Now, here’s the deal with Heron – while it aims to improve many things “under the hood” compared to Storm (architecture, performance, monitoring, debugging …), it still is fully compatible to Apache Storm (see Part 1 of this series). While arguably this is a huge benefit for corporations using Storm right now, it does not actually impact the development model too much – in other words, resilience will be still a topic you have to think about yourself. Now, if I’m the one who missed a killer feature that Heron introduced for this, let me know!
So, what can we take away from this as developers? First of all, we need to acknowledge (no pun intended) that Heron is built for using Storm code – with all its up- and downsides. While the basic programming model of Storm is fairly simple, it quickly gets complicated when we need to throw catchphrases like “states”, “WAL” or “exactly once” into the discussion.

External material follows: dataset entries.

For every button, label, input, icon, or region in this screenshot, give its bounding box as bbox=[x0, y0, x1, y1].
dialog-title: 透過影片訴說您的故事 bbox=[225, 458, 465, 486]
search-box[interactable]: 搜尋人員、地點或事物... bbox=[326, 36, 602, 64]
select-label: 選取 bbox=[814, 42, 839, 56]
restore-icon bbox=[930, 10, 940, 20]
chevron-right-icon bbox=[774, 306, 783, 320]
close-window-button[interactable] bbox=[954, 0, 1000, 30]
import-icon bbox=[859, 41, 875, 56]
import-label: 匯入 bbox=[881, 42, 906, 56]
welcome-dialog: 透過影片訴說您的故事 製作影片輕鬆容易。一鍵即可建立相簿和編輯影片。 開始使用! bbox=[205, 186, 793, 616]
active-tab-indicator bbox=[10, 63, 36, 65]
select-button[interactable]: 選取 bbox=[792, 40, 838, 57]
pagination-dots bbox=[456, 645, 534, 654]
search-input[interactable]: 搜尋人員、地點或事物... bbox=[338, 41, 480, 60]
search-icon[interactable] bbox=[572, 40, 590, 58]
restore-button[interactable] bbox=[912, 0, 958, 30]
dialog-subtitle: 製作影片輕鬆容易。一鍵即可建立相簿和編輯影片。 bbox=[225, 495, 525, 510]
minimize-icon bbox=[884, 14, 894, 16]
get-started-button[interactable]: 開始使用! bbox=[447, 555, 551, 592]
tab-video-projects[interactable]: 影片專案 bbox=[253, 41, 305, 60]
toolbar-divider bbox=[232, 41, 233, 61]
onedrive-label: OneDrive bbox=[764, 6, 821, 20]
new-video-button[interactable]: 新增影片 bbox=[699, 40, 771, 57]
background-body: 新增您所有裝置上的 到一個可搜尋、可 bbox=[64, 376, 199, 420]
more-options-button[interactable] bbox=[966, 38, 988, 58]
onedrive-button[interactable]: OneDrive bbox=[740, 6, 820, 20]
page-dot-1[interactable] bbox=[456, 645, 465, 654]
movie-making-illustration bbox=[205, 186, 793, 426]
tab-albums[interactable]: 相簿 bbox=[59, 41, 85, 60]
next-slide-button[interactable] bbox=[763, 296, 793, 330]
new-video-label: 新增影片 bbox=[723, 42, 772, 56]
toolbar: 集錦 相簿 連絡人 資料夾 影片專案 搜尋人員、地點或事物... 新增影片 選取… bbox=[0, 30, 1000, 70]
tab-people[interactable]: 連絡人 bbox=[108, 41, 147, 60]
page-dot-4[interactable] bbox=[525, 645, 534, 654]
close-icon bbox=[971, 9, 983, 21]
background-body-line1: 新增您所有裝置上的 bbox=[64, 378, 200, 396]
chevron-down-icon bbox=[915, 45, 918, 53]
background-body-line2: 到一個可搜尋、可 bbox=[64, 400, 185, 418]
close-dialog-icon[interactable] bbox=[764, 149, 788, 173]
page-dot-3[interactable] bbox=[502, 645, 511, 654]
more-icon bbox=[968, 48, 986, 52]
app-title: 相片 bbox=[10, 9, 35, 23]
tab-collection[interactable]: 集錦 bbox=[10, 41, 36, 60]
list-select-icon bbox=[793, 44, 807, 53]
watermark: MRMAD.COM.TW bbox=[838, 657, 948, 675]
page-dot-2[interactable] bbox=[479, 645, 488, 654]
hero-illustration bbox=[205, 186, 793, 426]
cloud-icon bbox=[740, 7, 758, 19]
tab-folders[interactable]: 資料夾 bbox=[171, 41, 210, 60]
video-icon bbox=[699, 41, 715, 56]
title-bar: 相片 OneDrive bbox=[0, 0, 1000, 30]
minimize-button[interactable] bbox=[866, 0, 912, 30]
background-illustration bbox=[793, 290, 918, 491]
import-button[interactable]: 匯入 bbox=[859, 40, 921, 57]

However: Just executing the existing code renders many benefits. We get better performance even in extremely simplified setups, we utilize our machine’s resources much better than Storm ever could (saving $$ in the process!) and potentially save ourselves several headaches when it comes to crashing JVMs and other fun-failures you encounter on any Big Data Cluster.
In the next part, the benefits will get even more obvious – when we take a detailed look how you can actually operate, monitor and eventually debug a Storm vs. Heron cluster in production environments.
- Not entirely true per se – you can look into things like the isolation scheduler, but that is basically working around a core issue in the software’s design.
- Storm on Yarn is possible, for instance via Hortonwork’s Big Data distribution, albeit not out of the box.
- I don’t see SparkStreaming as a “holy grail” of frameworks. Yes, it receives more updates, yes, it seems more mature in many ways, but it is far from being an alternative for Storm/Heron/Flink/Samza for any case. But this would require me to rant in another article.